The parties dispute whether the district court applied the correct standard of review in analyzing the agency's decision. The district court expressly followed Marsh v. Oregon Natural Resources Council, 490 U.S. 360, 376, 109 S.Ct. 1851, 1860, 104 L.Ed.2d 377 (1989), which held that where a court is asked to review a factual dispute implicating “substantial agency expertise” of a technical nature, the court's determination “is controlled by the ‘arbitrary and capricious' standard of [5 U.S.C.] § 706(2)(A).”
The Marsh Court limited its holding to the “narrow question before [it],” which turned:
not ․ on the meaning of the term ‘significant’ or on an application of this legal standard to settled facts [as respondents had argued]. Rather, resolution of this dispute involves primarily issues of fact. Because analysis of the relevant documents requires a high level of technical expertise, we must defer to the informed discretion of the responsible federal agencies.
Id. at 377, 109 S.Ct. at 1861 (quotations and footnotes omitted). (The dispute concerned the Army Corps of Engineers' decision to construct a dam without preparing an SEIS to account for two new environmental studies. See id. at 363, 109 S.Ct. at 1853.)
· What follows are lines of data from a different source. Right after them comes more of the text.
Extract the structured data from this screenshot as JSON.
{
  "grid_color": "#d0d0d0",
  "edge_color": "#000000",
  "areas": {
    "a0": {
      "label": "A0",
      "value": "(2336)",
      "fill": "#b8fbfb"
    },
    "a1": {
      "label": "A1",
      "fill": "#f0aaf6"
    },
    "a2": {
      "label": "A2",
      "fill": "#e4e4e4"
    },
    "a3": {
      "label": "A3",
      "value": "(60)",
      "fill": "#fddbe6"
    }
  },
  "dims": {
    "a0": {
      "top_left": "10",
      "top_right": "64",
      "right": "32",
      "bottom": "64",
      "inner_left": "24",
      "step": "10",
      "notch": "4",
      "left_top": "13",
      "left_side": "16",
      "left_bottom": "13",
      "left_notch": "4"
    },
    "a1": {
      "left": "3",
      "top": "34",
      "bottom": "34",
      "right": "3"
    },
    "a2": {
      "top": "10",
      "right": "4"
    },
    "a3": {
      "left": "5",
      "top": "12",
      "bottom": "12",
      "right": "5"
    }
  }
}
We affirmed in Greenpeace Action v. Franklin that questions involving “resolution of factual disputes between the [agency's] scientific conclusions and those of [petitioner's] experts,” fall within the reasoning of Marsh and are subject to the arbitrary and capricious standard of review. 14 F.3d 1324, 1331 (9th Cir.1992) (as amended). We further clarified that there is no good reason to distinguish between decisions regarding preparation of an initial EIS and preparation of a supplemental EIS. Id. at 1330. We observed, however, that “Marsh appears to distinguish cases which turn on ‘the legal meaning of the term “significant” or ․ the predominantly legal question whether established and uncontested historical facts presented by the administrative record satisfy this standard,’ ” id. at n. 6 (quoting Marsh, 490 U.S. at 376, 109 S.Ct. at 1860). Because the issue before us in Greenpeace was clearly factual in nature, we expressed “no opinion as to the standard by which to review [legal] challenges.” Id.
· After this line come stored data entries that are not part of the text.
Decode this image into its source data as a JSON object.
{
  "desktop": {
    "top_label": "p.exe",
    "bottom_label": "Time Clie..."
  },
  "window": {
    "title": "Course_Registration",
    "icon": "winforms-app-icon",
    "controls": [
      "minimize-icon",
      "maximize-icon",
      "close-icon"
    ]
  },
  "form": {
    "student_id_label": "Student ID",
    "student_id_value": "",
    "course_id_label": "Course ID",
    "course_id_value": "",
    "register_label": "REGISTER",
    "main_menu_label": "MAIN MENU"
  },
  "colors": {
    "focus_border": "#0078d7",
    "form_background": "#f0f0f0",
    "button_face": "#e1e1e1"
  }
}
Challenges to agency actions which raise predominantly legal, rather than technical questions, are rare. The issue before us, however, is just such a challenge, and we therefore must address the question of what standard of review is appropriate in such a case. The Forest Service's decision not to proceed with an SEIS did not, as it maintains, reflect an assessment of the effects of the APC contract termination on the environment. Rather, the decision involved an assessment of the effects of the termination of the contract on the EIS process.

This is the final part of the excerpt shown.